北区の小学校火災に関し、学校関係者の猛省を促す。

音楽担当の女性教員「洗濯物を乾かしていた」
 今月19日に東京・北区の滝野川第三小学校の4階部分が焼け、児童ら11人が重軽傷を負った火事で、新たな情報です。警視庁の任意の調べに対し、音楽を担当していた女性教員が「洗濯物を乾かしていた」という趣旨の話をしていることがわかりました。
 4階の「音楽準備室」の火元とみられる場所からは、電気ストーブと複数のサーキュレーター、燃えた衣類や20本以上のハンガーが見つかったほか、近くの壁のコンセントにささっていたプラグのコードが焼き切れていたことがわかっています。

女性教員 深く反省しているとも話す
 また、電気ストーブの鑑定の結果、火災の発生時は通電した状態で、ストーブの残骸には繊維のようなものの付着も確認できたということです。
 警視庁は失火の可能性があるとして原因を調べていますが、女性教員は「洗濯物を乾かしていた」という趣旨の説明をするとともに、深く反省しているとも話しているということです。>(以上「TBSニュース」より引用)




 東京北区の小学校火災の続報で「「洗濯物を乾かしていた」東京・北区の小学校火災は失火の可能性 音楽担当の女性教員が説明」とは、お粗末に過ぎる。まさに防火ニュースで火災原因の一つとして演じられる「ストーブで洗濯物を乾かしていて出火する」デモ・フィルムの再現のような出火原因ではないか。
 果たして音楽教員が乾かしていた洗濯物とは何だったのだろうか。まさか音楽教員が音楽準備室に棲みついていたわけではないから、学校で使用したタオルなどを乾かしていたのだろう。そうすると学校の管理責任のある校長などもそのことを知っていたのだろうか。

 「洗濯物」が私物であれば、音楽教員の責任は重大だ。学校という多くの児童が使用する公共施設で出火した重過失の責任は免れられない。ニュースによると火災により屋根が崩落しているという。復旧工事は簡単には終わらず、卒業式を校舎で開催できるかすら分からないという。
 夏休みまでは低学年と高学年と分けて、低学年は他の施設で授業を行うという。夏休み明けからは別の同一施設で全校児童が授業が出来るようにする、という。
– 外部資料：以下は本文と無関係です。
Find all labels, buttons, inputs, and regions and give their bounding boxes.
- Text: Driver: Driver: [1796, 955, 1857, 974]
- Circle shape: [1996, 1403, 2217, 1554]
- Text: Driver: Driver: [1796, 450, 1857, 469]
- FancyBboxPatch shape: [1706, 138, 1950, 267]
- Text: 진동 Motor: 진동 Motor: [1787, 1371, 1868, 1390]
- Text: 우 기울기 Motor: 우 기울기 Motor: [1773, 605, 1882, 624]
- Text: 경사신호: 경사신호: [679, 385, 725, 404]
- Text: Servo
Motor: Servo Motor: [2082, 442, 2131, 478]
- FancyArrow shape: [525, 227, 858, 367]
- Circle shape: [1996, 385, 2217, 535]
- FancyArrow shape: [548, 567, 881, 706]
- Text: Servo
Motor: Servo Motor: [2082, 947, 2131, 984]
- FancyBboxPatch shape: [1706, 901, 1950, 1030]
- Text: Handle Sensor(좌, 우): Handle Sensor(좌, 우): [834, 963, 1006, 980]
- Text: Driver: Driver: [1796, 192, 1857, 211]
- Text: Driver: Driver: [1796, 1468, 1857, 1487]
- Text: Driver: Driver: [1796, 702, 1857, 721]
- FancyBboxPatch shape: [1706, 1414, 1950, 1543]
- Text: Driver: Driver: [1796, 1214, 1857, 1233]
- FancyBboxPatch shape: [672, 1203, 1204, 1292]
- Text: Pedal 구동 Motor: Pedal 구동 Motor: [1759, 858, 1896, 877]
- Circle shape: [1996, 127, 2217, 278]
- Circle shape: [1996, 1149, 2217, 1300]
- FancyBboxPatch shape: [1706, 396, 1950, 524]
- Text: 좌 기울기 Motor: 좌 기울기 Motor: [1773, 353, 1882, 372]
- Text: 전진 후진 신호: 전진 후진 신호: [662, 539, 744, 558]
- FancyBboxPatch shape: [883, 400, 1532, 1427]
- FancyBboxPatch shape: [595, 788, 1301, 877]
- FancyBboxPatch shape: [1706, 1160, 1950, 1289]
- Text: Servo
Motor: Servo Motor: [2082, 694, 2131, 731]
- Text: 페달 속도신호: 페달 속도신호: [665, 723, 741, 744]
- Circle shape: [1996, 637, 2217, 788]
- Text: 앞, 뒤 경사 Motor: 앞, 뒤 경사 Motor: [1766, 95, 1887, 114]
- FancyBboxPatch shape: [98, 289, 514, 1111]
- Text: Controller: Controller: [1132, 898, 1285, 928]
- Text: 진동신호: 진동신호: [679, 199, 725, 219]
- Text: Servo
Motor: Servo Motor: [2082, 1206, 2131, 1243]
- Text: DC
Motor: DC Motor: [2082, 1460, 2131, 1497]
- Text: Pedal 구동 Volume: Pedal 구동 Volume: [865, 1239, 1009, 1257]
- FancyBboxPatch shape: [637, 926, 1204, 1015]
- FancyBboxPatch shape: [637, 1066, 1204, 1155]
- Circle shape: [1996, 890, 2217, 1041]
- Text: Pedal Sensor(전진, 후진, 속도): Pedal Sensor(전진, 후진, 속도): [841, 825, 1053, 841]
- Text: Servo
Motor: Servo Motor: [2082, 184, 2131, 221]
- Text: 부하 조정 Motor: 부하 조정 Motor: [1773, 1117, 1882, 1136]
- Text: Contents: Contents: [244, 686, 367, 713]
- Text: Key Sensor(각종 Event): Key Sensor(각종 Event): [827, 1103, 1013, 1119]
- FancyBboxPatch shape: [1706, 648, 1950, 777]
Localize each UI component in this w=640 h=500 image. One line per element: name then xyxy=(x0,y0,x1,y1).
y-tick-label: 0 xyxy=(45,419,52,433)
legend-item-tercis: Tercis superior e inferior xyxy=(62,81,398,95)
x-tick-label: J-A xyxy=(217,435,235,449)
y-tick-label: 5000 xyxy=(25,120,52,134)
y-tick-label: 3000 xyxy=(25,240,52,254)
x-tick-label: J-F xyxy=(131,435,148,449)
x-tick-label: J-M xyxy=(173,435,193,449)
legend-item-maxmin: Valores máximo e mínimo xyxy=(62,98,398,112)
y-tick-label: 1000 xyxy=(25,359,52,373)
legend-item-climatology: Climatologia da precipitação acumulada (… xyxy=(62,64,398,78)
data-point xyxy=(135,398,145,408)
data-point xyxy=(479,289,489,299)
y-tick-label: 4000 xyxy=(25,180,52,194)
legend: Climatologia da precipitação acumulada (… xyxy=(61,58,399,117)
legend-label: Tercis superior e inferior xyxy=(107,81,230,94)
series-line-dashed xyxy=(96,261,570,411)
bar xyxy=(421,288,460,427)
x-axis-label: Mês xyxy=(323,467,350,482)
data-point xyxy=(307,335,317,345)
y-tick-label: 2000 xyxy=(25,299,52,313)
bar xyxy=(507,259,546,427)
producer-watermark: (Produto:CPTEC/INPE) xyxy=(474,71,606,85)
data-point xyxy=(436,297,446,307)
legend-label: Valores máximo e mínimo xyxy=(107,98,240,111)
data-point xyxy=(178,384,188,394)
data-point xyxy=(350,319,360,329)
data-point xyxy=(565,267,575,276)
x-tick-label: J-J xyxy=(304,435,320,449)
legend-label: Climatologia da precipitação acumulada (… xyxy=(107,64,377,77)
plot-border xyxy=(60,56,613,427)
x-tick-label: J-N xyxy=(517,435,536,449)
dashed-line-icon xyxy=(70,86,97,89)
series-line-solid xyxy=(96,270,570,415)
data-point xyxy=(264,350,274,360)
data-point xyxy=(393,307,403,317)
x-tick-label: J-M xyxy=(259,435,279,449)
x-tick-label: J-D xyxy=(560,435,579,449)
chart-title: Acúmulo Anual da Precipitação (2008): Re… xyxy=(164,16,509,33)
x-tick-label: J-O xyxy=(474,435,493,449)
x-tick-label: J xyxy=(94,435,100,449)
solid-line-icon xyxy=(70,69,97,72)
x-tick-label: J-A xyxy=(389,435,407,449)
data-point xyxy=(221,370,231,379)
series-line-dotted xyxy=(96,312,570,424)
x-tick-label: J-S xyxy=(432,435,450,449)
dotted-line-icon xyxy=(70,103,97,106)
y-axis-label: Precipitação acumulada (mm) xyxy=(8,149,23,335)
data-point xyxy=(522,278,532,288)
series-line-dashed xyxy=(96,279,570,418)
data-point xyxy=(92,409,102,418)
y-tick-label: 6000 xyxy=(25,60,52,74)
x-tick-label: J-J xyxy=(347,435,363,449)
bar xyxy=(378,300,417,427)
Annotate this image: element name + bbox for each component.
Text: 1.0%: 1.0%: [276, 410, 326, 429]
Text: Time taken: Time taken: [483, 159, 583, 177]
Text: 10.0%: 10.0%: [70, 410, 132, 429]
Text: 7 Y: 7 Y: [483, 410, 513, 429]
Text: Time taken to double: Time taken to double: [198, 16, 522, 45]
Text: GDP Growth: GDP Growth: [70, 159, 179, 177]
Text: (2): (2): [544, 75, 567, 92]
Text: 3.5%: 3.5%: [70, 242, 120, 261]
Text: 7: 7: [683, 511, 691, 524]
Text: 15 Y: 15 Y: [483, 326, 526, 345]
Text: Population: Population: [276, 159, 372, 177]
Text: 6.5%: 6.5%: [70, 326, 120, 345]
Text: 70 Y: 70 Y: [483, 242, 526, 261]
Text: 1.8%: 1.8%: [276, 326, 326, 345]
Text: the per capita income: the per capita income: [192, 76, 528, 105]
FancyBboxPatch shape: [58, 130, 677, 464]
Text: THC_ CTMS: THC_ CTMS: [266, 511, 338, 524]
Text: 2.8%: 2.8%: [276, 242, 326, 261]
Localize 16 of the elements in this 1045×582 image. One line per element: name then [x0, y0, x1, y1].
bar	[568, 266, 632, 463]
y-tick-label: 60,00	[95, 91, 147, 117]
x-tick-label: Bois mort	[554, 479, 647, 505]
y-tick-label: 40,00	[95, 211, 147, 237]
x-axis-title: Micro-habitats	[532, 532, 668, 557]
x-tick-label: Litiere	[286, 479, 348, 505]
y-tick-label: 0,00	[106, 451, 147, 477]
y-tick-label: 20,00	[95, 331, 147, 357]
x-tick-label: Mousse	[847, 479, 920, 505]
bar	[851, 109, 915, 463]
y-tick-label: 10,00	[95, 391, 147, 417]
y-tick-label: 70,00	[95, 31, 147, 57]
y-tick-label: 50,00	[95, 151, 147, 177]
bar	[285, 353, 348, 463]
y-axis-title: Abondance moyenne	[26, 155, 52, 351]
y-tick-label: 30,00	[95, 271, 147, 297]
 ただ犠牲者が出なかったことが、せめてもの救いだ。骨折したり負傷した児童の早期の恢復を心から願う。また心に傷を負った児童のケアにも教育委員会等は配慮すべきだ。
 学校は学び舎であって、教職員が自由にして良い施設ではない。また教育委員会も委員会室で執務していれば良い、というわけでもない。管内の学校施設を巡回し、授業が適切に行われているか参観し、通学路を実際に歩いて「危険個所」の安全化にむけて管掌部署と協議すべきだ。そうした不断の努力を積み重ねていれば、今回のような火災は起きなかった。学校関係者の気の緩みはなかったか、猛省を促す。